What’s a leader supposed to do in a position like Terry Lundgren’s? He’s the CEO of Macy’s and a hero of retailing in his nearly 13 years running the company. He expanded it, led it successfully through the financial crisis, and showed that big department stores could thrive in the era of discounters and e-tailing. As of just six months ago his performance absolutely thrashed the S&P, beating it during his tenure by hundreds of percentage points. Not bad at a 158-year-old company.
|Produced by Ryan Derousseau|
Macy’s stock price has plunged by almost half since last July, and now an activist investor, the Starboard Value Fund’s Jeff Smith, is publicly urging Lundgren to sell “a substantial minority interest” in the company’s massive real estate portfolio. Smith bases his case on a troubling fact: All that real estate, he estimates based on the opinions of real estate experts he has hired, is worth about $21 billion. But Macy’s total enterprise value – the market value of all the stock plus the value of all the debt – is only about $19 billion. The market seems to be telling Lundgren that his business is worthless.
It gets worse. Macy’s includes a valuable credit card business. Smith calculates that if you subtract its value, then the market is valuing the actual retail operations of Macy’s at -$10.4 billion.
What could possibly explain such a mind-bending result? One possibility is that investors were simply clueless about the immense value of the company’s real estate.
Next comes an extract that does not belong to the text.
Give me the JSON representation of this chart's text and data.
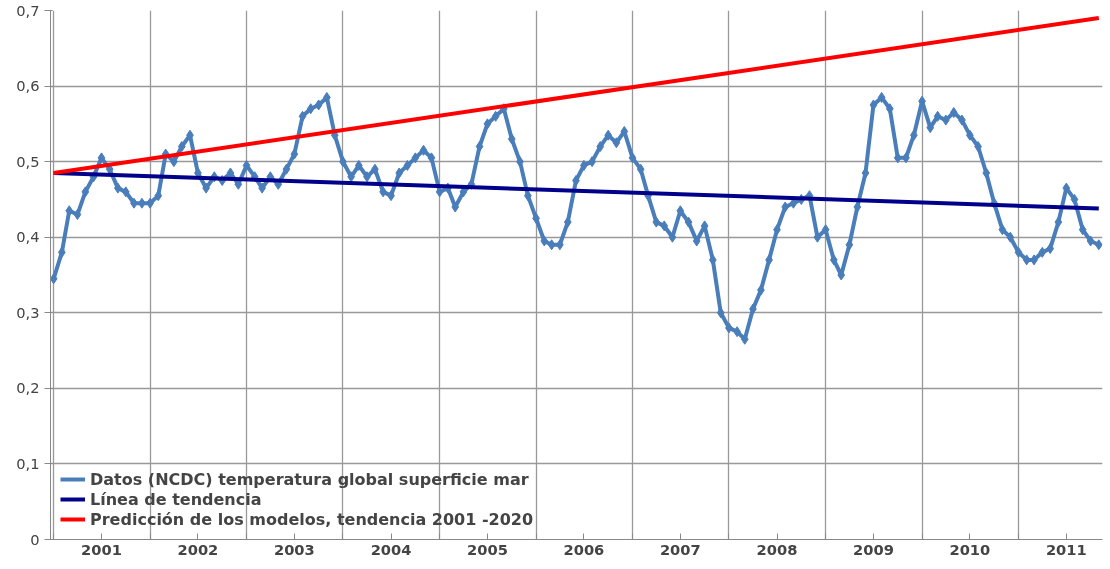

But that seems unlikely – Macy’s is a big, well-researched company – and in any case, the release of Smith’s analysis has nudged the stock up only a bit.
Could investors really think the underlying business is as terrible as the analysis implies? That also seems unlikely. The company is very profitable by any measure.
So what do you do in Lundgren’s position? Probably you do what he’s doing: Engaging Smith, listening to his proposals and looking at his slides, calling in real estate experts to advise on ways to realize value from the portfolio, closing stores and cutting jobs in order to reduce costs.
Then you hope that rationality somehow returns to the market. And you remain confident that the other possible explanation of the apparent craziness in the company’s valuation – that investors have lost all confidence in the future of bricks-and-mortar retailing – isn’t correct. Even after the steep sell-off in Macy’s stock, Lundgren’s record still beats the S&P. But retailing, like many industries, is in uncharted territory.